Perturbative QCD -- A Pathway to Precision Physics and Discoveries at High Energy Colliders
Thursday 05 December 2024, 11:00am

Dr. Prasanna Kumar Dhani  (Faculty Candidate), Instituto de Fisica Corpuscular (IFIC), University of Valencia , Spain

Location : AB2-5B
Abstract:
The groundbreaking discovery of the Higgs boson at the Large Hadron Collider inaugurated the precision era in particle physics, in which high quality data for many observables with increasing accuracy are being produced. To match these precise measurements with the Standard Model, or any of its extensions, it is of primary importance to achieve theoretical predictions at the highest level of accuracy; deviations between experimental data and theoretical predictions will hint for new physics. In addition, precise predictions also help in uncovering and better understanding Nature at the quantum level.

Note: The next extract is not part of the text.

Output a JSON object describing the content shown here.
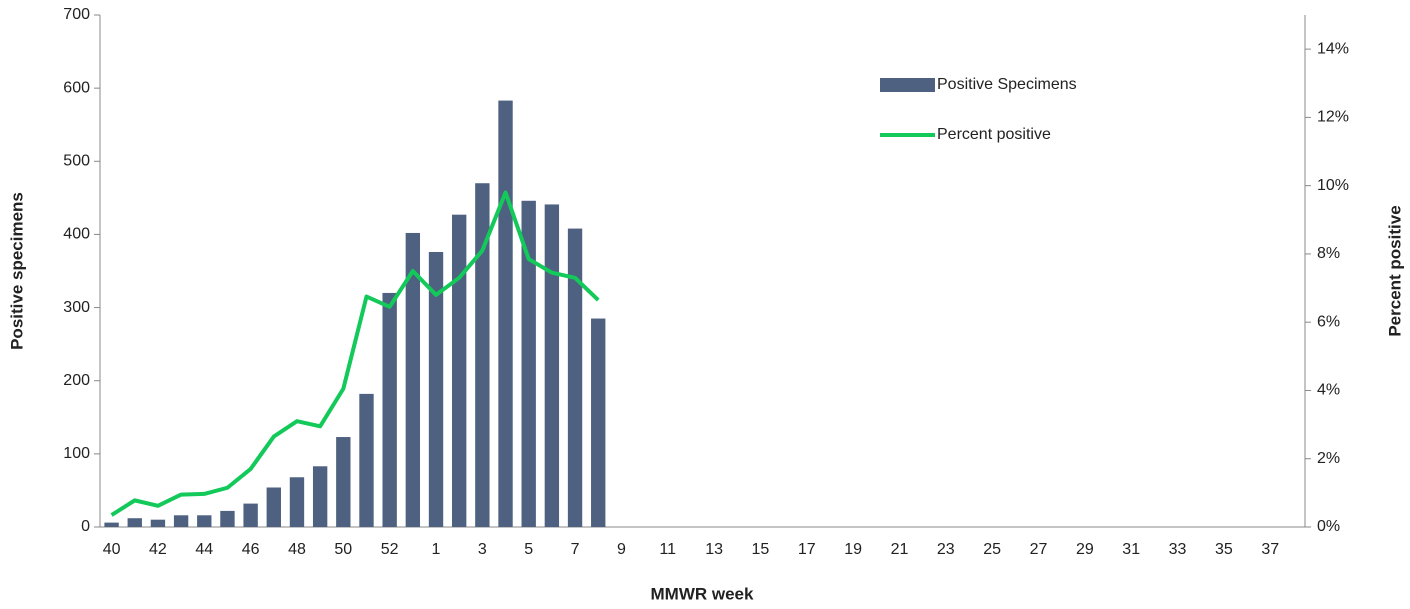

Quantum chromodynamics (QCD) successfully describes the strong interactions in the sub-nuclear regime between the fundamental constituents of matter known as quarks and gluons. Moreover, perturbative QCD plays a pivotal role in achieving the precision goal, thanks to the parton model where long distance physics is factorized from the short distance physics, required by the colliders through calculations at high powers in the strong coupling. In this talk, we will explore the exciting path that the particle physics phenomenology has laid before us, and also dive deep into the validity of parton model factorization that enables the perturbative computations at the hadron colliders.